Unveiling the Role of Surfactants on Amyloid-Like Protein Self-Assembling

ESPINOSA, YANIS R.; RUSO, JUAN; SCANAVACHI, GUSTAVO; ITRI, ROSANGELA

Baltimore, Maryland

Encuentro; 63rd Annual Meeting of The Biophysical Society; 2019

Biophysical Society (BPS)

Some proteins can undergo structural changes that may trigger an aggregation process where they self-assembly into highly ordered aggregates called amyloid fibers. In vivo, these amyloid fibers are related to more than 25 different diseases, some of them are lethal as Creutzfeldt-Jakob disease and others can lead a person to incapacities, as diabetes type II, Alzheimer's and Parkinson's diseases. With the aim of understanding the conditions and mechanisms by which proteins form amyloid fibers, we mixed bovine serum albumin (BSA) at pH 3.7 with sodium dodecyl sulfate (SDS) and sodium perfluorooctanoate (SPFO) to induce the amyloid fibers formation. BSA conformational changes were followed in order to suggest a possible pathway of aggregation.
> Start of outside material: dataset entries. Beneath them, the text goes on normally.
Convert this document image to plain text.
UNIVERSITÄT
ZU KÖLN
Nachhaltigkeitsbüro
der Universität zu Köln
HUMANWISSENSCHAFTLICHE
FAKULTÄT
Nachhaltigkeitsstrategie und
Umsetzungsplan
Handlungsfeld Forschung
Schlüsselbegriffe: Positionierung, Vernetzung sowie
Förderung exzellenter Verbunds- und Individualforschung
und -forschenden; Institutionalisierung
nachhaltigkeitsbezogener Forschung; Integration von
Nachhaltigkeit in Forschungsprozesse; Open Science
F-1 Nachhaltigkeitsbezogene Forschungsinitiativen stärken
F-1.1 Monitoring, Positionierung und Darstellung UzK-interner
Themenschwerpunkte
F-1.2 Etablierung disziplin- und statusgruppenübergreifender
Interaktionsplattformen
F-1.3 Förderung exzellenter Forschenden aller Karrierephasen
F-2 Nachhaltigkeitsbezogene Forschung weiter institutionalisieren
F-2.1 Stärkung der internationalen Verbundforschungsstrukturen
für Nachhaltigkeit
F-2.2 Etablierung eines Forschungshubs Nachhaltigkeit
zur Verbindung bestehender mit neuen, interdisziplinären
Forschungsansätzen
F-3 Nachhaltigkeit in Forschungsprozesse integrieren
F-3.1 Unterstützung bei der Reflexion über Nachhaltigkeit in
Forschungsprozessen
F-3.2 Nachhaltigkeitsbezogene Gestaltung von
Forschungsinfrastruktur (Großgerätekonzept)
Dynamic Light Scattering (DLS) and Thioflavin T fluorescence data revealed, respectively, the presence of large aggregates and the formation of amyloid-like fibers as the surfactant concentration increased, whereas circular dichroism (CD) showed that BSA second structure changes from α-helix to β-sheet. Transmission electron microscopy (TEM) permitted us to obtain images of fibers and aggregates in the micrometers scale. Further, small angle x-ray scattering (SAXS) measurements provided information about the protein's quaternary structure as a function of surfactant concentration and a more detailed analysis allowed us to suggest a pathway of fibrillation process. Lastly, we performed molecular dynamics (MD) simulations to obtain an all atom structure of BSA at pH 3.7 to study in the molecular level the different effects of SDS or SPFO in the BSA conformation and we also used the MD structures to modeling the SAXS experimental curve.